Studies in PAD not caused by atherosclerosis as patients with thromboangiitis obliterans (Buerger’s disease are not known yet. As dose response curves and standardization are nearly lacking ESWT regimen differ enormously in doses apllied, number of sessions and duration of treatment. New trials such as the Shockwave1 trial are enrolling patients now to meet some of the shortcomings in present available data [24].


It is obvious that extracorporeal shockwave therapy will be a promising treatment modality in end-stage coronary artery diseases (CAD) and in peripheral arterial disease (PAD) Patients with chronic refractory angina pectoris, not amenable to bypass surgery or catheter intervention therapy seem to benefit from cardiac shock wave therapy (CSWT). The same picture is seen in PAD patients, especially those with crural artery disease of the lower limbs. The results of bypass surgery or catheter interventional therapy for infrapoplitial lesions are still unsatisfactory and recurrence rates are high in these patients.

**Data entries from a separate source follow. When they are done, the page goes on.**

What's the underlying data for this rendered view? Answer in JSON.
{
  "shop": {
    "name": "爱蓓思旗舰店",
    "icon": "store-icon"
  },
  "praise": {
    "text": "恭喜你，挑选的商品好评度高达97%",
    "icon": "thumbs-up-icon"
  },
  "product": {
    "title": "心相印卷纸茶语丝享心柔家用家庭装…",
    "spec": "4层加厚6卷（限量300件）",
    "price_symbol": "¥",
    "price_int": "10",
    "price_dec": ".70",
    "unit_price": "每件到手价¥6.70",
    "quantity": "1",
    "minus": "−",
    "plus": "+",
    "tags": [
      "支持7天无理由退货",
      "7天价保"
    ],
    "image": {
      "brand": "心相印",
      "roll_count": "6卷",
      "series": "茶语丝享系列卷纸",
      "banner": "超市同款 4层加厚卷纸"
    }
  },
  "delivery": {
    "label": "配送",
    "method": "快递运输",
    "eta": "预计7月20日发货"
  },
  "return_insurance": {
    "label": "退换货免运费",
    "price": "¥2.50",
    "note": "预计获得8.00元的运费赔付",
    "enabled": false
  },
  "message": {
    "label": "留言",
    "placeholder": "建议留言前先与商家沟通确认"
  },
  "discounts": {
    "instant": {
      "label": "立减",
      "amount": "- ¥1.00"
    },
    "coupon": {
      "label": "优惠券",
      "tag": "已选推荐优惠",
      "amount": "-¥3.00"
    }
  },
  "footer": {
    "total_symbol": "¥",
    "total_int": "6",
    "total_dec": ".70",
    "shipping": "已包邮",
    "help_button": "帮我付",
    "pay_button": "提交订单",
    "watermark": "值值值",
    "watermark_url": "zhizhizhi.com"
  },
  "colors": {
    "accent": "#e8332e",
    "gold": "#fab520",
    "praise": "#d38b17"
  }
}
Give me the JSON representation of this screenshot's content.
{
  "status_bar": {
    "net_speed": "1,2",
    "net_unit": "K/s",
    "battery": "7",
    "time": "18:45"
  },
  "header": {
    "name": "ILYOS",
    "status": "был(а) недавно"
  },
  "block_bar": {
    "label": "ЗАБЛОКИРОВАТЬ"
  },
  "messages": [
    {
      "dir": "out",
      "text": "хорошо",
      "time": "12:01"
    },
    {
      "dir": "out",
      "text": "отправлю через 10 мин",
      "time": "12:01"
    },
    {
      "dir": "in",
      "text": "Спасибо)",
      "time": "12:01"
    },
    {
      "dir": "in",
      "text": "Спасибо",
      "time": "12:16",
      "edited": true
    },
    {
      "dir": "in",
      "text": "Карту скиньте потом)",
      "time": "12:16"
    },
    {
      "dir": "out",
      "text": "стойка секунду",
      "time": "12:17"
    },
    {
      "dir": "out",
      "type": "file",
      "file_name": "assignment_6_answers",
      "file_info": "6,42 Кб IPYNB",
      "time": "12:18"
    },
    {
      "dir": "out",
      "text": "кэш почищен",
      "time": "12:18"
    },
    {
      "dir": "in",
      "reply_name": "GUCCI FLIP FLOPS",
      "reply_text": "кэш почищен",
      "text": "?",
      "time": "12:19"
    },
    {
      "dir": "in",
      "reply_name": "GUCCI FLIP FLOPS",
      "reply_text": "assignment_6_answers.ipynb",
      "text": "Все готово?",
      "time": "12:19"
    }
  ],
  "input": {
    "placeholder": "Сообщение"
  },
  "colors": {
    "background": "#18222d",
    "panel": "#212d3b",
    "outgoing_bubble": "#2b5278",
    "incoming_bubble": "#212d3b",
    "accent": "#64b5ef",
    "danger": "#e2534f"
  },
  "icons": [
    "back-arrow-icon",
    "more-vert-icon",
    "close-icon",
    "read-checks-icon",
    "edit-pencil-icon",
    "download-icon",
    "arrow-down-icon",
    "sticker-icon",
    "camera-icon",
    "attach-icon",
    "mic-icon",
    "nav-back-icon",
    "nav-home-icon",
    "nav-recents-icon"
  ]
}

Until now study samples are small and large RCTs should be performed in the future. Nevertheless, all these available studies show a consistent uniformly beneficial picture, even in a Cochrane analysis of CSWT. It is clear that the first goal should be establishing international standardization of dose-response- curves, doses applied, number of sessions and duration of treatment. With that knowledge extracorporeal shock wave therapy will have a bright future in CAD and PAD.